Earnings Alerts

Nextera Energy (NEE) Earnings: Maintains FY Adjusted EPS Forecast, Beats Q2 Estimates

  • FY Adjusted EPS Forecast: NextEra Energy maintains its adjusted EPS forecast for the fiscal year, ranging from $3.23 to $3.43. Analyst estimate is $3.42.
  • Second Quarter Results:
    • Adjusted EPS: 96 cents, matching the estimate and up from 88 cents year-over-year (y/y).
    • FPL Segment Adjusted EPS: 60 cents, beating the estimate of 56 cents and up from 57 cents y/y.
    • NEER Adjusted EPS: 42 cents, ahead of the estimate of 39 cents and up from 39 cents y/y.
    • Overall EPS: 79 cents, down from $1.38 y/y.
    • Operating Revenue: $6.07 billion, down 17% y/y, missing the estimate of $7.21 billion.
    • FPL Segment Operating Revenue: $4.39 billion, down 8.1% y/y, lower than the estimate of $4.74 billion.
    • NEER Operating Revenue: $1.65 billion, down 36% y/y, below the estimate of $2.08 billion.
    • Corporate & Other Segment Operating Revenue: $35 million, up 84% y/y, surpassing the estimate of $0.87 million.
  • Renewables and Storage Projects: NextEra Energy Resources adds more than 3,000 megawatts of new renewables and storage projects to its backlog.
  • Future EPS Guidance:
    • 2025: Adjusted EPS expected to be between $3.45 and $3.70.
    • 2026: Adjusted EPS projected to range from $3.63 to $4.00.
    • 2027: Adjusted EPS anticipated to be between $3.85 and $4.32.
  • Dividend Growth: NextEra Energy expects to grow its dividends per share by roughly 10% annually through at least 2026, starting from a 2024 base.
  • Analyst Ratings: The company has received 17 buy ratings, 6 hold ratings, and 1 sell rating.

Nextera Energy on Smartkarma

Analyst coverage of NextEra Energy on Smartkarma showcases a positive outlook on the company’s future prospects. Baptista Research‘s initiation of coverage report highlights NextEra Energy’s blend of stability and growth in the renewable energy sector. The report emphasizes strong demand growth, portfolio diversification, and strategic expansion as major drivers behind the company’s solid financial results. With an 8.3% year-over-year increase in adjusted earnings per share, driven notably by the performance of its Florida Power & Light Company and Energy Resources segments, NextEra Energy is positioned well for continued success.

Furthermore, analyst Joe Jasper‘s research suggests a strategic shift from growth to value investments, recommending upgrades in the manufacturing and utilities sectors. Jasper downgrades the technology sector to market weight while highlighting limited downside potential on the S&P 500 index. This shift in exposure reflects a cautious yet optimistic approach in the current market environment, with a focus on sectors poised for growth and stability such as utilities, where NextEra Energy’s performance aligns well with the upgraded market weight status suggested by the analyst.

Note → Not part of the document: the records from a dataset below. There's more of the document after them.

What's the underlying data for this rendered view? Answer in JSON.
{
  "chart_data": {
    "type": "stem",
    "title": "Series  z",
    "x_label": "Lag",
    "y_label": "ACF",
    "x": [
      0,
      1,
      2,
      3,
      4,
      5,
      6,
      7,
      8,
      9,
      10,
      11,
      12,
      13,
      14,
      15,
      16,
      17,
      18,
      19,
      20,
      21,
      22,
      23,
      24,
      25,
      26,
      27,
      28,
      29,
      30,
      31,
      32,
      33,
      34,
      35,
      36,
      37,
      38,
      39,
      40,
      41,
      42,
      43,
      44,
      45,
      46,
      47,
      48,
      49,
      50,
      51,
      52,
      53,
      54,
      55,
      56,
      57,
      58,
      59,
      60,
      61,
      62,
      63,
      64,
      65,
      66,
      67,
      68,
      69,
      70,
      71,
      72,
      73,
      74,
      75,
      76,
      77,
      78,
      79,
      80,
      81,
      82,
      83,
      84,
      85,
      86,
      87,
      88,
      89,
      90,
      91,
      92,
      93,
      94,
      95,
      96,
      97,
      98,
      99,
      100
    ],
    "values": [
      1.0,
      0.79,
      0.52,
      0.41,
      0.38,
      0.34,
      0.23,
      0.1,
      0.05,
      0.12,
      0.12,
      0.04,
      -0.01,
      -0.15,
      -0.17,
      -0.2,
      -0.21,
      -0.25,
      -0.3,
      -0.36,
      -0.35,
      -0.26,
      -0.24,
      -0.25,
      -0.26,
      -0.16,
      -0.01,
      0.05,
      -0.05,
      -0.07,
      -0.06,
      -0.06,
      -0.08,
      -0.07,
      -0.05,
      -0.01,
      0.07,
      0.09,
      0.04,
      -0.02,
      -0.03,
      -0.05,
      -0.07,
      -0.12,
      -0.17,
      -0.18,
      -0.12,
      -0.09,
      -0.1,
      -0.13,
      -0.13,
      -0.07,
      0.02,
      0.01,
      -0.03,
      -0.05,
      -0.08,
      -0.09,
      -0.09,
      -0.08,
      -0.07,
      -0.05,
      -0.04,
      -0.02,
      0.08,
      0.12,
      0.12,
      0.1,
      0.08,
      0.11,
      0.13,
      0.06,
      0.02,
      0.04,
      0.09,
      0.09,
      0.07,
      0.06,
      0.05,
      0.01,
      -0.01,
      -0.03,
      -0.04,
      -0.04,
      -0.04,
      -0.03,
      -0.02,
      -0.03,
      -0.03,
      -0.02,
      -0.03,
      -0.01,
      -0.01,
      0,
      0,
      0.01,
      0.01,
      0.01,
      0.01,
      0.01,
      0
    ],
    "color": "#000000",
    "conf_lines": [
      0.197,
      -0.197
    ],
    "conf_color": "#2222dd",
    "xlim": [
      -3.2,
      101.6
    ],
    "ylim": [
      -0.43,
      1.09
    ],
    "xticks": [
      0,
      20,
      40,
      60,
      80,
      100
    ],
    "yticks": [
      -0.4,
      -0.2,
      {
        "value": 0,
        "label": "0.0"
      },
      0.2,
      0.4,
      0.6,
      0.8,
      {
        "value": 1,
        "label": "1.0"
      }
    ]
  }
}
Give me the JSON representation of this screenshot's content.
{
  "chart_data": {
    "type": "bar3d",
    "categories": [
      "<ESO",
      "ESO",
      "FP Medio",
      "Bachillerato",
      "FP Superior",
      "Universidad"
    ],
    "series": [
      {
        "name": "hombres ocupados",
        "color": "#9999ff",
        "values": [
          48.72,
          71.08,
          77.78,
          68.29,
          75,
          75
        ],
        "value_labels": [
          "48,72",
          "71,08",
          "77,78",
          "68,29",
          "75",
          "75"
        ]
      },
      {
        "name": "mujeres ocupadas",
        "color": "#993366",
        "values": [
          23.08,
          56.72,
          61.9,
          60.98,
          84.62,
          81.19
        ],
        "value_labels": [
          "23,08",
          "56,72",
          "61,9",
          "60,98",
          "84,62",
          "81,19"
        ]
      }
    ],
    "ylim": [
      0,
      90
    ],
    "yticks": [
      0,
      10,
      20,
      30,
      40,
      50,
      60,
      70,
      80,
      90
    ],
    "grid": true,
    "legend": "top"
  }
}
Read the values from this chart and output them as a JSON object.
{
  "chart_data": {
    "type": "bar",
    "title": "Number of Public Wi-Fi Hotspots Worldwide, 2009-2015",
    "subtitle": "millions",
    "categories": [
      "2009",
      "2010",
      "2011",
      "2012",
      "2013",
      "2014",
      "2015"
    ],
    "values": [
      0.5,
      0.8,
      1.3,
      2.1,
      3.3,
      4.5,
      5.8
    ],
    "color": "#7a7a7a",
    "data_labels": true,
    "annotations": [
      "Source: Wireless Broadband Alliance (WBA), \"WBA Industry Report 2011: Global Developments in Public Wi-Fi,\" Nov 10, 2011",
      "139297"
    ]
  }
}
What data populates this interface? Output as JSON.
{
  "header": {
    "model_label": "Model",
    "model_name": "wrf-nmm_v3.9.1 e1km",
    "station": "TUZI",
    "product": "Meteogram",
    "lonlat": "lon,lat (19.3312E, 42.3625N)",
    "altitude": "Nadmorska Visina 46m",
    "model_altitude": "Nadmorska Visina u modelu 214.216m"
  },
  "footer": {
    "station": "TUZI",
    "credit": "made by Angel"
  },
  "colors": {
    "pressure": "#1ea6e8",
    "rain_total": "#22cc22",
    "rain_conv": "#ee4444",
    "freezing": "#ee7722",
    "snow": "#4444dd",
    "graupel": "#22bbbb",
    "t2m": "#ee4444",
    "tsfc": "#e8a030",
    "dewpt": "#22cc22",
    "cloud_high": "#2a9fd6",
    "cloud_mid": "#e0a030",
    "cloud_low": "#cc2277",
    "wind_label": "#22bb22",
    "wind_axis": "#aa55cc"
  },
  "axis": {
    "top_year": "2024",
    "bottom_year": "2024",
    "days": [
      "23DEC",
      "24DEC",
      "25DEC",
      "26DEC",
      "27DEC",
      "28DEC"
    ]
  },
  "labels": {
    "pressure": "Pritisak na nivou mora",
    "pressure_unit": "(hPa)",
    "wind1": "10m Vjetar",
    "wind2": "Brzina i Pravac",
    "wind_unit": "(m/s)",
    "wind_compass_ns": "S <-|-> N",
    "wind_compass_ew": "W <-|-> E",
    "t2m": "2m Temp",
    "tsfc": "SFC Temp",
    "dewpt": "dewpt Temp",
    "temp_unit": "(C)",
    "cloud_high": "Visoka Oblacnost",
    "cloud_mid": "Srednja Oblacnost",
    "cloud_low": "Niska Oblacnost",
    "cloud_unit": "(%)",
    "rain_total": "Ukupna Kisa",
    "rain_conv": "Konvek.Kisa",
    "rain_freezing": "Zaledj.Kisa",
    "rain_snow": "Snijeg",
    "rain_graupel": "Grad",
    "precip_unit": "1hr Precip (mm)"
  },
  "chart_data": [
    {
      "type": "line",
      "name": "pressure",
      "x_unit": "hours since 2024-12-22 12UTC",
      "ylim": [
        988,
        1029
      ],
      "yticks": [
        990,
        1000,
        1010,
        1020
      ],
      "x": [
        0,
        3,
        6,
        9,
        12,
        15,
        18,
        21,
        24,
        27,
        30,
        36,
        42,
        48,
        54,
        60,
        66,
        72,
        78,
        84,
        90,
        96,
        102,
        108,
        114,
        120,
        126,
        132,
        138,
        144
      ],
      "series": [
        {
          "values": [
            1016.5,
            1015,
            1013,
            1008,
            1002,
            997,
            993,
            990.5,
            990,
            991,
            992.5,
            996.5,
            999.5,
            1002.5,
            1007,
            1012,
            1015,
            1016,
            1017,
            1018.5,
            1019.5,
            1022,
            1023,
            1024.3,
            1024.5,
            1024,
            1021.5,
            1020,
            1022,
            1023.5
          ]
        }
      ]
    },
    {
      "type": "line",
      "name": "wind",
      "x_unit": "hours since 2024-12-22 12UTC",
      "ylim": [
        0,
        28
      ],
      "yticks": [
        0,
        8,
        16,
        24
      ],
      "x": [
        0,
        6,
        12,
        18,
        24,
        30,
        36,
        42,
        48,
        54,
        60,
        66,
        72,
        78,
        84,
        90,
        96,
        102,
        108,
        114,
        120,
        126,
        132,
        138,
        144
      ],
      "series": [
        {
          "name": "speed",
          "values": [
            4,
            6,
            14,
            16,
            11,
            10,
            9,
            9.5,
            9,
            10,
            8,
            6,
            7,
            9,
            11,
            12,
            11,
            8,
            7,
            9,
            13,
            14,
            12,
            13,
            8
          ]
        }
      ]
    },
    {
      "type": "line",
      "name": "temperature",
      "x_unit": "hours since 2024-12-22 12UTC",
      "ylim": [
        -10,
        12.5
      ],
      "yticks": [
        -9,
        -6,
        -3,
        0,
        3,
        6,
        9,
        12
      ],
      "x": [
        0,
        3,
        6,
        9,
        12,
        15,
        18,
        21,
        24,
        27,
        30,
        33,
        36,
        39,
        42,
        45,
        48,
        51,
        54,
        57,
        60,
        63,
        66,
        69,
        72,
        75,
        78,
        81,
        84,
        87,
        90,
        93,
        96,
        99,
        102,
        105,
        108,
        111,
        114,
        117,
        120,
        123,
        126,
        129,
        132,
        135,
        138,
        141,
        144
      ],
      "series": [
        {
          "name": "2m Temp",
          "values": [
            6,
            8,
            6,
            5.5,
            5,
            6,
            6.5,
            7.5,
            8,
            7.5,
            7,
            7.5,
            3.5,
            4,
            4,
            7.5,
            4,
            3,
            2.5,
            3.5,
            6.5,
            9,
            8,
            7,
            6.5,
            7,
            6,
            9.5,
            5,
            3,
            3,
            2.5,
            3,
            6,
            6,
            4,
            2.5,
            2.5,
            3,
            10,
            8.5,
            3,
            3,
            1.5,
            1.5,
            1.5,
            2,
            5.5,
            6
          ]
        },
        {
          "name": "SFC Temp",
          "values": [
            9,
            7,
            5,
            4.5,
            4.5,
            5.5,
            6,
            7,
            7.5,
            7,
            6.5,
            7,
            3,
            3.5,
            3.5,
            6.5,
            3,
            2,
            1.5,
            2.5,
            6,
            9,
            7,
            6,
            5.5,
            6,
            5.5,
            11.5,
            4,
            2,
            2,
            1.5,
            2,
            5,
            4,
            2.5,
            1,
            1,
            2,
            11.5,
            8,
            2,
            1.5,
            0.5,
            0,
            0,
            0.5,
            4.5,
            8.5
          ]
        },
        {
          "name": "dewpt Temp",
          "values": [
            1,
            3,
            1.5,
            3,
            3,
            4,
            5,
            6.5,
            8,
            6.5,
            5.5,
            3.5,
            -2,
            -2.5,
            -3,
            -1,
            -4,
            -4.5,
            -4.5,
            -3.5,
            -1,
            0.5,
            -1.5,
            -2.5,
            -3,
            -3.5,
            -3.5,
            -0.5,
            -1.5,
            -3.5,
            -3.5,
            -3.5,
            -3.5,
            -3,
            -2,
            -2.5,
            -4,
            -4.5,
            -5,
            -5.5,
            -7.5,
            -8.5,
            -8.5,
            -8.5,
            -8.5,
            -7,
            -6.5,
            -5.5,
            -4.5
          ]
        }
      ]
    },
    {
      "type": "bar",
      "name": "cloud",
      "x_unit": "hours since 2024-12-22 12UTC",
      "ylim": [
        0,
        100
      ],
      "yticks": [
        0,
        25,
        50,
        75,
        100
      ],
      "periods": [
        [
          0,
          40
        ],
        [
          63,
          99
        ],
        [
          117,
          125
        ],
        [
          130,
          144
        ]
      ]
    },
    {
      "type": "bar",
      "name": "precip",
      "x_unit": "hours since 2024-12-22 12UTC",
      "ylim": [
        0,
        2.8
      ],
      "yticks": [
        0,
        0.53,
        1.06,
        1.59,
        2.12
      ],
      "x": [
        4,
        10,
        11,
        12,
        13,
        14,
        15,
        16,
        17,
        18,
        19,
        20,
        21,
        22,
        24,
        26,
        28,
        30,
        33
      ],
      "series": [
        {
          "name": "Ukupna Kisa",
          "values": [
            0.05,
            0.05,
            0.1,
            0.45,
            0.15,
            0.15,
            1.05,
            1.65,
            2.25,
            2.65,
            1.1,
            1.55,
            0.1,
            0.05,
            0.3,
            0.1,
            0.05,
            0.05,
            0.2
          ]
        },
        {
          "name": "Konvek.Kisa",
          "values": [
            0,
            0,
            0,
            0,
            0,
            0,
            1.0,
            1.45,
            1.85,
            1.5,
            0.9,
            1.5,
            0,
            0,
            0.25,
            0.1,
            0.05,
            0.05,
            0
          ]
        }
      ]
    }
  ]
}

A look at Nextera Energy Smart Scores

FactorScoreMagnitude
Value3
Dividend3
Growth4
Resilience2
Momentum5
OVERALL SMART SCORE3.4

Smart Score is a compound score for the Company indicating its overall outlook. It is derived by taking an equally weighted average of underlying Factor scores computed by Smartkarma

NextEra Energy, a leading provider of sustainable energy generation and distribution services, has received notable Smart Scores across various factors. With a strong momentum score of 5, NextEra Energy is showing positive growth potential in the long term. Additionally, the company scores well in the growth category with a score of 4, indicating promising prospects for expansion in the future.

However, NextEra Energy’s resilience score of 2 suggests potential vulnerabilities that investors should consider. Despite this, the company maintains an average score of 3 in both the value and dividend categories. This balanced performance across different factors indicates a mixed outlook for NextEra Energy as it navigates the evolving energy landscape.


Disclaimer: This article by Smartkarma is general in nature and based on historical data and analyst forecasts only using an unbiased methodology and our articles are not intended to be financial advice. It does not constitute a recommendation to buy or sell any stock, and does not take account of your objectives, or your financial situation. Note that our articles may not factor in the latest price-sensitive company announcements or qualitative material.
While all reasonable care has been taken in the preparation, Smartkarma makes no assurance about the accuracy of any generated data or content. All content is indicative only and should be independently checked for accuracy and confirmed before use. Smartkarma accepts no responsibility for any loss or damage caused as a result of any inaccuracy or error within the Lab online tools or generated data.